The wealth of hearing, speaking and knowing love
By JAMES STEPHEN BEHRENS
His name was Harry, and I used to visit him in a New Jersey nursing home. He had suffered a stroke, and his bed was just off to the right as soon as I entered the front door. He could begin a sentence and then would lose his way with whatever connects the brain, language and the tongue and would start to cry. He had little control over the movement of his arms. I never saw him move his legs. He was in a large bed that was like a babys crib, with metal bars on the side that kept him from rolling out of the bed with the uncontrollable movement of his arms.
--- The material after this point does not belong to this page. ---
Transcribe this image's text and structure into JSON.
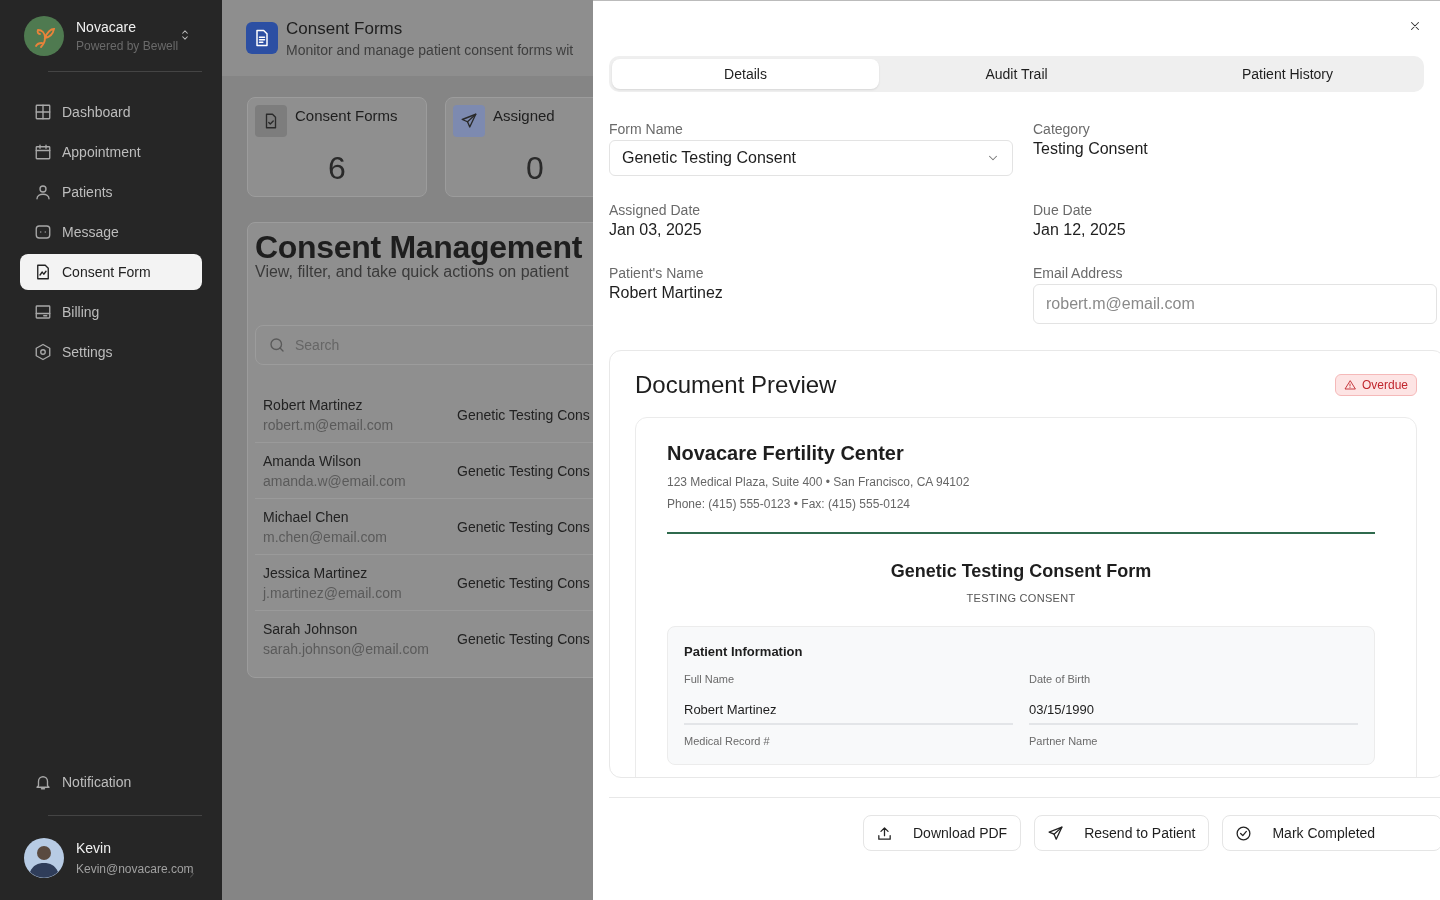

I would speak to him, and at first he would smile and start to say a few things and then would cry as the words failed him. The nurses told me that he was in no pain, that many people who suffer strokes cry uncontrollably. I would reach through the bars and take his hand in mine and while holding his hand talk to him and sometimes he would stop crying and seemed to listen. He would smile, but then the smile would give way to tears when he attempted to speak again. I would keep talking and holding his hand. He smiled, then cried, then smiled again. His words came in sputters and pain.
All about me during those visits were other visitors who chatted away with each other or with men and women they were visiting. Harry seemed so far away by comparison. No one, it seemed, could really visit him and connect with his mind and heart through language.
That was almost 30 years ago. Harry was old then, and I am sure he has passed on. I moved on, too, and used to go back from time to time to see him, and there was never any change in the routine.
I thought back on Harry earlier today. Of all things, a book on the transcontinental railroad brought him to mind. It is the book we are having read to us during our main meal at midday, and the section today was about the high hopes people had 150 years ago as plans were being discussed to lay tracks from one end of America to the other. The monk who read came to a sentence that said that gold would be discovered in California and the rush would be on -- the tracks would be laid even faster. The desire for wealth made everything and everyone move faster. Hopes would reach a frenzy.
And Harry came to mind. Why? I am not sure. Maybe some association with connecting, with reaching a point, with high hopes of arrival and the wealth of being able to do just that. Harry lay still -- all the gold in California would have meant nothing to him. To speak would have been rubies and diamonds for him. He had a heart. He could not speak from it.
A nurse told me that it was important to speak to Harry as if he were normal. Tell him you care for him, she would say. Tell him it is going to be all right.
Well, I cared for him and told him as much, but things were not all right. I only had my words and the holding of his hand. Fools gold, maybe. Not the real thing. But then, on second thought, what a different world it would be if we tried every day to reach out to each other with the little we have. We are the only wealth there is. How I wish we could as easily find a way to reach into the heart of another and find the gold that is there.
All the wealth in the world is worthless when it is no longer within our grasp. And, I wonder, what is its real worth, anyway? We will all reach a still point in life when we want to hear love, speak love, know love through touch, nearness, goodness. Perhaps we can know something of that day by laying what tracks we can to bring us to the only wealth that matters in this life and surely the life to come. Be still, be loving, receive love from others.
Trappist Fr. James Behrens lives at Holy Spirit Monastery, Conyers, Ga.